Six Flags’ Global Growth Plans Are Running Into Economic Roadblocks

Six Flags’ Global Growth Plans Are Running Into Economic Roadblocks
Six Flags’ Global Growth Plans Are Running Into Economic Roadblocks

Texas-based Six Flags Entertainment has been boasting about its international growth opportunities for years. Thursday, the topic was more of a downer.

Earlier this month, a partner announced plans to halt the company’s move into a theme park complex in Dubai. And several projects in the works in China will be delayed roughly a year, set to open now in 2020, 2021, and 2022.

“Although the timing of these revenue adjustments is unfortunate, our partner in China remains fully committed to developing and opening these parks, and construction is continuing,” CEO Jim Reid-Anderson said during a call with analysts.

The delay in China openings resulted in a $15 million revenue reversal for the fourth quarter, the regional theme park operator said Thursday.

Revenue for the quarter that ended Dec. 31 increased 5 percent year-over-year to $270 million, with attendance up 3 percent and per-person spending up 6 percent. But net income fell by $19 million to $79 million. Shares fell 13 percent to close at $54.87 Thursday; the company’s stock took a dive after its third-quarter earnings call as well.

“Another Quarterly Report, Another Massive Sell-Off,” wrote Stifel analyst Steven Wieczynski in a note to investors. “Feels Like Groundhog Day.”

Executives said they believe that reaching a 2020 target of $750 million in modified earnings before interest, taxes, depreciation, and amortization is “highly unlikely;” instead, they hope to reach that goal by 2021.

Part of the reason for that anticipated miss is “a potential lumpiness of our international development assets” in the near future, Reid-Anderson said.

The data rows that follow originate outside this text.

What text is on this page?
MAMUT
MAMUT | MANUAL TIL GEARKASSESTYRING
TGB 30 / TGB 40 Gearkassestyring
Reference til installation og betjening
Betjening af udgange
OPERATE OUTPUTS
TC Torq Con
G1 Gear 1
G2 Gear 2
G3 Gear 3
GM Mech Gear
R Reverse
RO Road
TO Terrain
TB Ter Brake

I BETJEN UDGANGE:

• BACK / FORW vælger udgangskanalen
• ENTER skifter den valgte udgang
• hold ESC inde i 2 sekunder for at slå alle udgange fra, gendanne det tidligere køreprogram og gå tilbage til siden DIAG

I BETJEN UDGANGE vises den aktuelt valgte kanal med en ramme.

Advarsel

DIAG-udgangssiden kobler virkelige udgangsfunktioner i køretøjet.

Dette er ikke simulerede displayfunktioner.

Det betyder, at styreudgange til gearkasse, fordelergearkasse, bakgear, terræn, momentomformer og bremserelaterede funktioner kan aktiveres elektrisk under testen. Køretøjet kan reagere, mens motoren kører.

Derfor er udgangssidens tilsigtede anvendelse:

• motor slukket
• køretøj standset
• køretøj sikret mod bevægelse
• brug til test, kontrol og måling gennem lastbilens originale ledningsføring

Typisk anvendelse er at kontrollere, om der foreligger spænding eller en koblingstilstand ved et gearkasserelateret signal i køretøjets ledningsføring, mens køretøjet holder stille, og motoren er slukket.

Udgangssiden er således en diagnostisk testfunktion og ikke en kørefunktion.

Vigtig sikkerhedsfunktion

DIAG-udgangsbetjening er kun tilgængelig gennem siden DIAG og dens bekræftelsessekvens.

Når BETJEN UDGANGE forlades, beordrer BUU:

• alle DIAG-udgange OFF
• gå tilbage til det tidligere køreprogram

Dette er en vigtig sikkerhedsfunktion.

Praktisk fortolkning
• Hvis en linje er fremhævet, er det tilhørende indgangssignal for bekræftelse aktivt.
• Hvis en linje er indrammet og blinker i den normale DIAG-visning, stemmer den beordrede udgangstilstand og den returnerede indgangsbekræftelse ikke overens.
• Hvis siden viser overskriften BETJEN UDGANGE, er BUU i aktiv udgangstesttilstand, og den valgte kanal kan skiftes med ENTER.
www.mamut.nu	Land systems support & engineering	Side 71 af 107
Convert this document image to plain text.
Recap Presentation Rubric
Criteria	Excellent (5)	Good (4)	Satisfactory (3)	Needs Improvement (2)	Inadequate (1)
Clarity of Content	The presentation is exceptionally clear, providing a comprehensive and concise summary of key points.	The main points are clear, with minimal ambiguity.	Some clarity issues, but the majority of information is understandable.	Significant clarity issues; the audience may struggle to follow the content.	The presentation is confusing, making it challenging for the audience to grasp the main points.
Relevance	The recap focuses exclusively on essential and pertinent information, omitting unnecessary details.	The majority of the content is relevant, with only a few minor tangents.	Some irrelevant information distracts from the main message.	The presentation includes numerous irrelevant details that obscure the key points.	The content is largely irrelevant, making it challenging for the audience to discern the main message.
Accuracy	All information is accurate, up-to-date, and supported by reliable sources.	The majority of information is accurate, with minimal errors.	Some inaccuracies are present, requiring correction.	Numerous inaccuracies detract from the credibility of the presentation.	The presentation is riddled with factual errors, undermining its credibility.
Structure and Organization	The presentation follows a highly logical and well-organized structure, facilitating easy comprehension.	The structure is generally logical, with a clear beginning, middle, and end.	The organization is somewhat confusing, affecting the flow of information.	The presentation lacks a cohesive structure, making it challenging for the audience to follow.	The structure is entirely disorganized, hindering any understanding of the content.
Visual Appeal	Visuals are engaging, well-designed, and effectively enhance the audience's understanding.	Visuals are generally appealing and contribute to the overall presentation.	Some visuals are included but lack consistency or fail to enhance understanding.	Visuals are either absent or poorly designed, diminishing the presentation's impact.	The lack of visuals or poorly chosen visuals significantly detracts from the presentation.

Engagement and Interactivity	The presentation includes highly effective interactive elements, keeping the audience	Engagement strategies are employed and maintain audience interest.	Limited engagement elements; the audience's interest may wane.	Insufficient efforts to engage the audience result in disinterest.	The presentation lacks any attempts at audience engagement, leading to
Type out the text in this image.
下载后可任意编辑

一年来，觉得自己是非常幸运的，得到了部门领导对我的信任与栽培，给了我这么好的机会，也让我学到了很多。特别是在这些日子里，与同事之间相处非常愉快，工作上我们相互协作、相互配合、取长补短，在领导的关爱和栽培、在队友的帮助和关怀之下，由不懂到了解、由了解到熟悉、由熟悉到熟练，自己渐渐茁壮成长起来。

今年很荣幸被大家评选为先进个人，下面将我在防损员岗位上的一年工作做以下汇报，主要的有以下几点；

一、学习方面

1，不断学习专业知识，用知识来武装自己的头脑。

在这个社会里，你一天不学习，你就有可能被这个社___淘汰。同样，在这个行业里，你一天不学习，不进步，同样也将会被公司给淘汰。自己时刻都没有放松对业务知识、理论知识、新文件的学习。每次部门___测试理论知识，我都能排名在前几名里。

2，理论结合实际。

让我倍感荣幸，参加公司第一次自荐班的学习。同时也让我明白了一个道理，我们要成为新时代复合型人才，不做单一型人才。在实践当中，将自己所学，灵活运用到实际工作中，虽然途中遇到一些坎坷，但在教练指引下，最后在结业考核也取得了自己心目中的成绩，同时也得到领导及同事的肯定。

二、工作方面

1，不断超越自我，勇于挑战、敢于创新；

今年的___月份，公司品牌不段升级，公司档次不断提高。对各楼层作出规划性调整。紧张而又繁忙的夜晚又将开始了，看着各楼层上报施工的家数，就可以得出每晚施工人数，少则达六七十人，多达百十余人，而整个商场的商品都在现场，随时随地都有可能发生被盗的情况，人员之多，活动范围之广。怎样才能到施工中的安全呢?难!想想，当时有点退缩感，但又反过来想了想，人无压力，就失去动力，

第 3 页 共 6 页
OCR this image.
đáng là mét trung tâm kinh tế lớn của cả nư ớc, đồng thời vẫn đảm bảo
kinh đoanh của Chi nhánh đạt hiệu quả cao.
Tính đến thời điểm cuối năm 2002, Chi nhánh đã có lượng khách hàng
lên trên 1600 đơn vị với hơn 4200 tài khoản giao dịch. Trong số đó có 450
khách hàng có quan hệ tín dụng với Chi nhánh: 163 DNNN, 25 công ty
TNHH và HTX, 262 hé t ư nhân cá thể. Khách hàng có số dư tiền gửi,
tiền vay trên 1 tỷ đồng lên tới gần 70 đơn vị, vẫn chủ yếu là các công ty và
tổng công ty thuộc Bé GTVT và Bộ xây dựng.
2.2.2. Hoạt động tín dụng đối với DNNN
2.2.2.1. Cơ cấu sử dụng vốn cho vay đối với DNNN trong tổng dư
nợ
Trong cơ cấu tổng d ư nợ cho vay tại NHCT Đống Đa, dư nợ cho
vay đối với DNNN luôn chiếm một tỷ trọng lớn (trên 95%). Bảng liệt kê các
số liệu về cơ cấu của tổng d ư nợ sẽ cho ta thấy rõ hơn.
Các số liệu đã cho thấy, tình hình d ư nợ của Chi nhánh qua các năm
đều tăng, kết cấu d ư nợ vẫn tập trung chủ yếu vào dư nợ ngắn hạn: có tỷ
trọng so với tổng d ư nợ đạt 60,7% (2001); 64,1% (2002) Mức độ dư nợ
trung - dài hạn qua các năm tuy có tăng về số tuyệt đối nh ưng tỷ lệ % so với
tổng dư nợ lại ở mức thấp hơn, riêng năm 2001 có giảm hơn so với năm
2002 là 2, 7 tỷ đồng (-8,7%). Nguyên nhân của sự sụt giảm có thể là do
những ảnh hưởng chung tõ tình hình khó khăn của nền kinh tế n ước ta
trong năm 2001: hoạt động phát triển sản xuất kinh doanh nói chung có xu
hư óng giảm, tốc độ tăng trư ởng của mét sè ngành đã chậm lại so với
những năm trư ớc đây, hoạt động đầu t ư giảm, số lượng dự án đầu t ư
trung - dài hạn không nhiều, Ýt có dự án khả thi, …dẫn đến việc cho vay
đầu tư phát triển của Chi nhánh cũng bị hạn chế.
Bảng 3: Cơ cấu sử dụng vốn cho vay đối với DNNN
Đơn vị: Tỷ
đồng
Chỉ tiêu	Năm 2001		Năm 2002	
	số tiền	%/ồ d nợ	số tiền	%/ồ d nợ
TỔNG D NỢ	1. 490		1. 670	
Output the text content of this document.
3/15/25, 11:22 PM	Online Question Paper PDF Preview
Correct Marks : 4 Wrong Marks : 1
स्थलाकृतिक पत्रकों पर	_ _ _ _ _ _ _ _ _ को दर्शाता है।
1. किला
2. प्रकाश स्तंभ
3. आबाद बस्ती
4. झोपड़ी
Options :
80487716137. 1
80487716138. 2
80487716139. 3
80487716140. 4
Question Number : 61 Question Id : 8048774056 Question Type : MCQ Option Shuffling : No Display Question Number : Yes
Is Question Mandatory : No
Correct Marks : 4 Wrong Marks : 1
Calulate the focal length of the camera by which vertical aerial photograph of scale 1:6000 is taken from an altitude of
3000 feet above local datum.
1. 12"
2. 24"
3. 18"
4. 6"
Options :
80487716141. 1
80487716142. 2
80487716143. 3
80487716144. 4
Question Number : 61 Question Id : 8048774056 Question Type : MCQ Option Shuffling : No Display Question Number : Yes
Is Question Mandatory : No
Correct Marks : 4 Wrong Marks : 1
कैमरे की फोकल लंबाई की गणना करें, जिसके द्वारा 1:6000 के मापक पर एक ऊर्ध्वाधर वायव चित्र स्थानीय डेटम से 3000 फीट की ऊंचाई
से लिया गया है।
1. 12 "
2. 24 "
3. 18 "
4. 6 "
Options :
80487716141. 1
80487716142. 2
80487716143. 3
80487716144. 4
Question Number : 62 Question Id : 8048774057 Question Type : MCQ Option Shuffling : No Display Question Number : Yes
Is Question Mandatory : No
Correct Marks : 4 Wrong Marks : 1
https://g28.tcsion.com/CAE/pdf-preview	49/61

“Challenges continue to plague SIX’s international ‘asset light’ park management business,” Wieczynski wrote in his investor note. “Although the international opportunity does not introduce any balance sheet risk into the story, as SIX is not required to bring capital to the table, we have long believed it introduced an element of risk to the stock that was largely underappreciated by investors as they rushed to add the incremental revenue/EBITDA tied to the management contracts into their models.”

Reid-Anderson said the China delays are due to the economy falling into a “general malaise due to global trade tensions and the lowest pace of GDP growth in almost 30 years” as well as lending restrictions, new policies around real estate transactions, and government turnover that is slowing down development. The company is working with partners to open 11 parks in different parts of China.